I just got some cherry wood from a guy I work with.  I have to split it up into smaller pieces to fit in my smoker but I got 3 chunks that are about 18" long and 12"-14" diameter.  If I want I can get a lot more.


----------



## fatback joe (Nov 6, 2007)

It is good stuff.  Mild flavor.  Lighter kind of flavor, like apple or something, not overpowering. 

To me the biggest thing cherry adds is in the color department, I like to add some cherry when I have it on hand to a rib cook........seems to turn them a nice red on the inside.


----------



## shellbellc (Nov 6, 2007)

I love cherry, mix with some maple or oak for a really nice flavor.


----------



## hawgheaven (Nov 6, 2007)

Lucky dawg! I love fruit woods, especially cherry and apple! 
	

	
	
		
		



		
			






 Like FBJ said, it is a lighter flavor... very good with pork and fish (well, actually anything...)


----------



## twistertail (Nov 6, 2007)

Thanks guys, cant wait to try.  I'm bringing my truck tomorrow and going to load up on it!  Cant beat free wood.


----------



## twistertail (Nov 6, 2007)

The only fruit wood I have used is apple and they were the chips.
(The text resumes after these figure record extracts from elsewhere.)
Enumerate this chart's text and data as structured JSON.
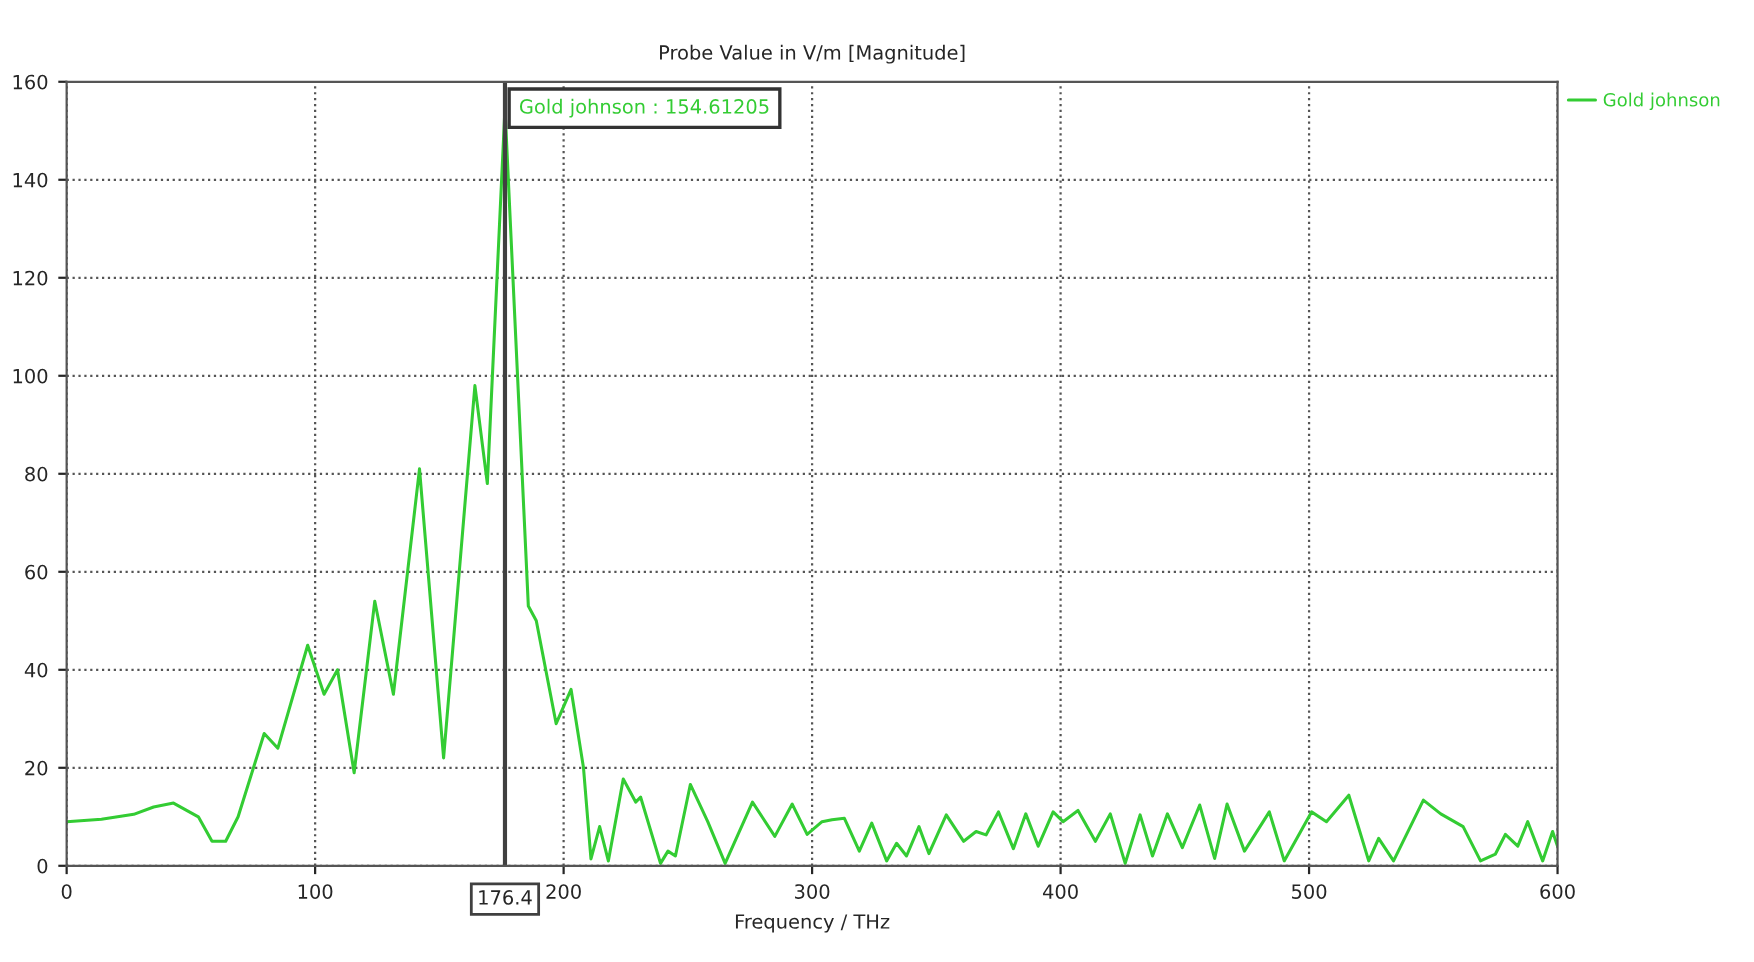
{
  "chart_data": {
    "type": "line",
    "title": "Probe Value in V/m [Magnitude]",
    "xlabel": "Frequency / THz",
    "xlim": [
      0,
      600
    ],
    "xticks": [
      0,
      100,
      200,
      300,
      400,
      500,
      600
    ],
    "ylim": [
      0,
      160
    ],
    "yticks": [
      0,
      20,
      40,
      60,
      80,
      100,
      120,
      140,
      160
    ],
    "grid": true,
    "legend": "top right",
    "marker": "none",
    "line_style": "solid",
    "ref_lines": [
      {
        "axis": "x",
        "value": 176.4,
        "label": "176.4",
        "color": "#404040",
        "line_style": "solid"
      }
    ],
    "annotations": [
      {
        "text": "Gold johnson : 154.61205",
        "x": 176.4,
        "y": 154.61205
      }
    ],
    "series": [
      {
        "name": "Gold johnson",
        "color": "#33cc33",
        "x": [
          0,
          14,
          27,
          35,
          43,
          53,
          58.5,
          64,
          69,
          79.5,
          85,
          97,
          103.6,
          109,
          115.7,
          124,
          131.5,
          142,
          151.7,
          164.3,
          169.3,
          176.4,
          185.8,
          189,
          197,
          203,
          208,
          211,
          214.5,
          218,
          224,
          229,
          231,
          239,
          242,
          245,
          251,
          258,
          265,
          276,
          285,
          292,
          298,
          304,
          308,
          313,
          319,
          324,
          330,
          334,
          338,
          343,
          347,
          354,
          361,
          366,
          370,
          375,
          381,
          386,
          391,
          397,
          401,
          407,
          414,
          420,
          426,
          432,
          437,
          443,
          449,
          456,
          462,
          467,
          474,
          484,
          490,
          501,
          507,
          516,
          524,
          528,
          534,
          546,
          553,
          562,
          569,
          575,
          579,
          584,
          588,
          594,
          598,
          600
        ],
        "values": [
          9,
          9.5,
          10.5,
          12,
          12.8,
          10,
          5,
          5,
          10,
          27,
          24,
          45,
          35,
          40,
          19,
          54,
          35,
          81,
          22,
          98,
          78,
          154.61205,
          53,
          50,
          29,
          36,
          20,
          1.4,
          8,
          1,
          17.7,
          13,
          14,
          0.5,
          3,
          2,
          16.6,
          9,
          0.5,
          13,
          6,
          12.6,
          6.4,
          9,
          9.4,
          9.7,
          3,
          8.7,
          1,
          4.6,
          2,
          8,
          2.5,
          10.4,
          5,
          7,
          6.3,
          11,
          3.5,
          10.6,
          4,
          11,
          9,
          11.3,
          5,
          10.6,
          0.5,
          10.4,
          2,
          10.6,
          3.7,
          12.4,
          1.5,
          12.6,
          3,
          11,
          1,
          11,
          9,
          14.4,
          1,
          5.6,
          1,
          13.4,
          10.6,
          8,
          1,
          2.4,
          6.4,
          4,
          9,
          1,
          7,
          4
        ]
      }
    ]
  }
}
I liked it but just dont like using chips anymore, like using the chunks much better.


----------



## pigcicles (Nov 6, 2007)

Get all you can. Get it cut, split, and let it season for a while... you'll be glad you did. Like was said, it is a light flavor and adds a nice color. Mix it with some other types of wood for a blend.


----------



## phil s (Nov 6, 2007)

Get as much as you can!! 
	

	
	
		
		



		
		
	


	









Cherry is WONDERFUL! Mixing a bit of Cherry with Pecan is my favorite!


----------



## twistertail (Nov 6, 2007)

Its already seasoned, I think.  Its been cut for about 3 years I was told, I just need to cut into smaller pieces.  
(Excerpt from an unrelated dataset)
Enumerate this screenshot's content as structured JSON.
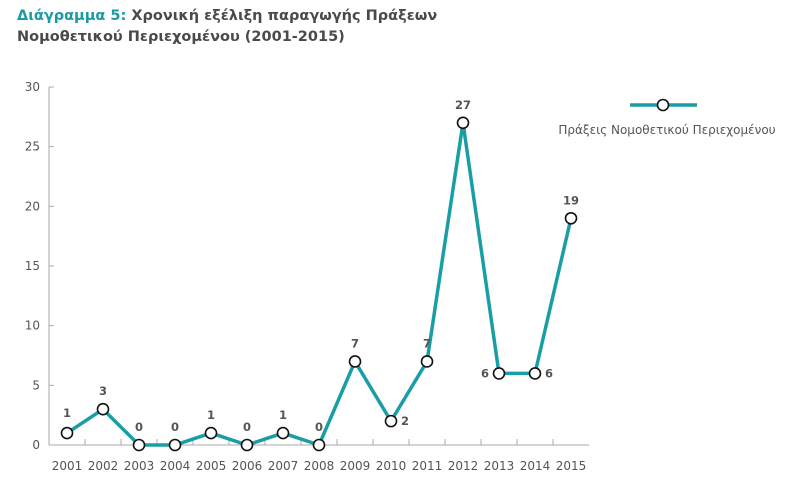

How would it be for cheese?  I want to try some cheese this winter.


----------



## Deer Meat (Nov 6, 2007)

I agree with Joe, if you want a stronger smoke flavor cherry is not the wood to use. I like using cherry mixed with othere woods...I have also used it to smoke cheese with great results.


----------



## dionysus (Nov 6, 2007)

Cherry and Apple (any fruit wood for that matter) are my favorite, especially for pork. I use my chainsaw to buck up the logs but then I use my band saw to get them down to "chunk" size. The band saw works great without too much sawdust waste ....


----------



## wilson (Nov 6, 2007)

I agree, get all you can and then send some my way  
	

	
	
		
		



		
		
	


	





 .

I love cherry wood, I mix it with apple or hickory.
It does tend to give food a deeper color, then hickory or apple.
You will be pleased with the results.
Best of luck.
Ron


----------



## richtee (Nov 6, 2007)

It comes from cherry trees, and is an EXCELLENT smoking wood. Grin.


----------



## twistertail (Nov 6, 2007)

Hey Rich I knew it came from a cherry tree, I'm not a Michigan fan!


----------



## richtee (Nov 6, 2007)

ooo   ! <Rim shot> Right to the heart! But I DID tell you all you needed to know, since ya asked. One never knows what level an OSU fan may be at   ;{)

<you got two weeks!>


----------



## twistertail (Nov 6, 2007)

nice come back.  You are right, we've got 2 weeks, then a nice lay off before the national title game


----------